19/02/2013
Equal Rights Trust
The European Court of Human Rights held that Roma were an especially vulnerable group who had been subjected to a history of discrimination and that the statistics relating to their overrepresentation in remedial schools constituted prima facie evidence of indirect discrimination.
On 29 January 2013, the European Court of Human Rights (ECtHR) issued its judgment in Horváth and Kiss v Hungary, in which it ruled on the case of two Roma applicants who claimed that Hungary had violated their rights under Article 2 of Protocol No. 1 (right to education) read with Article 14 (prohibition of discrimination) of the European Convention on Human Rights and Fundamental Freedoms (ECHR). The Court found that Hungary had indirectly discriminated against the applicants on the ground of their Roma origin in relation to their right to education in part because its procedures for identifying children with mental disabilities to be sent to remedial schools disproportionately impacted on the Roma in an unjustifiable way.

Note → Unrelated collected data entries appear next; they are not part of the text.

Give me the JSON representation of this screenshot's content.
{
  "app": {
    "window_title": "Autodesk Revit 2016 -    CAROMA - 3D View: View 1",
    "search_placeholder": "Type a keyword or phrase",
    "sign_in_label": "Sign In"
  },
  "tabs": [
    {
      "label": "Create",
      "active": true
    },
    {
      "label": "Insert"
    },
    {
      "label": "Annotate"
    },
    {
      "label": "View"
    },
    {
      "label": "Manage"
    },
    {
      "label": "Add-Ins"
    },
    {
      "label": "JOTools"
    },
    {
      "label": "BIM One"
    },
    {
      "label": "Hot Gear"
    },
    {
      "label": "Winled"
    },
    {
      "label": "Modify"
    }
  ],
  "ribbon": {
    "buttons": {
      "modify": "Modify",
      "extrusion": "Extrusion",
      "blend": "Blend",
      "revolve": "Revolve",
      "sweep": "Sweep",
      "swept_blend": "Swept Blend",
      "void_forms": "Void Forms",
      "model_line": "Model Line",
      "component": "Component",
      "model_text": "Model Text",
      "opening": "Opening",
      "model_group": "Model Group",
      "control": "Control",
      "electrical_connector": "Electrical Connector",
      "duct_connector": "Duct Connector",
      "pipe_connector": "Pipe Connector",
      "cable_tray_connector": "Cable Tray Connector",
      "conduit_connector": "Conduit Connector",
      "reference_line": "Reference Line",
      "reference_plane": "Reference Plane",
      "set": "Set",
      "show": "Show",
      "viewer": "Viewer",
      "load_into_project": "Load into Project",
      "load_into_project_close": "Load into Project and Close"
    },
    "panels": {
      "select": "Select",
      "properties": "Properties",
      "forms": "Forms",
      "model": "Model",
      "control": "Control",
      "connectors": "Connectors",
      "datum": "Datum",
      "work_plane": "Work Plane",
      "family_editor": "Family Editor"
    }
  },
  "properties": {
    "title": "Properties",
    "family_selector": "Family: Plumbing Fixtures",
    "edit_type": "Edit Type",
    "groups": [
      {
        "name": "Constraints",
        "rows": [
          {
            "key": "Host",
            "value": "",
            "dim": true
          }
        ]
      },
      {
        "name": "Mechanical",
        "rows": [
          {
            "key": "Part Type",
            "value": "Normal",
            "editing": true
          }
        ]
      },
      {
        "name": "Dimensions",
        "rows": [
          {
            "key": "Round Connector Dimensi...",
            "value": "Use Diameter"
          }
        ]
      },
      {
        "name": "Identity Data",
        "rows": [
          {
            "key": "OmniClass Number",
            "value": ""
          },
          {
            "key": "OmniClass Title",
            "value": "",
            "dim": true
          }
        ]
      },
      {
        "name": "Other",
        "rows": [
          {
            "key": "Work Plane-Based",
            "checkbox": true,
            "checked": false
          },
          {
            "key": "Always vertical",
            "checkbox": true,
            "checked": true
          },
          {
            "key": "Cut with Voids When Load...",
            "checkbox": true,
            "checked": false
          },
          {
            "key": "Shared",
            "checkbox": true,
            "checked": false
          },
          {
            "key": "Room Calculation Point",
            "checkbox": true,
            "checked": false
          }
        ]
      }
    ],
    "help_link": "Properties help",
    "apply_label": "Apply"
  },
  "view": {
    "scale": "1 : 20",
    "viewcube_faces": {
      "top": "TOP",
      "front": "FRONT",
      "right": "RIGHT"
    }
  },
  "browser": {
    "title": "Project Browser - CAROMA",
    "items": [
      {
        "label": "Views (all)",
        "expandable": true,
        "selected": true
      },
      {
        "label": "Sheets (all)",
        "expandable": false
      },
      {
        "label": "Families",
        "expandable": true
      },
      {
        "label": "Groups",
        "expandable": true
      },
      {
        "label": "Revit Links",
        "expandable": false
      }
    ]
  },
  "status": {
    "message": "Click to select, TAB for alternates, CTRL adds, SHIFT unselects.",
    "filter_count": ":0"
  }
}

The FSG welcomes the decision of the European Court of Human Rights, which rests on the acknowledgment of ongoing and widespread discrimination towards the Roma with regard to their education "disguised in allegedly neutral tests", and on the assertion of the specific positive obligations of States to prevent the perpetuation of direct or indirect discriminatory practices on grounds of race or ethnicity.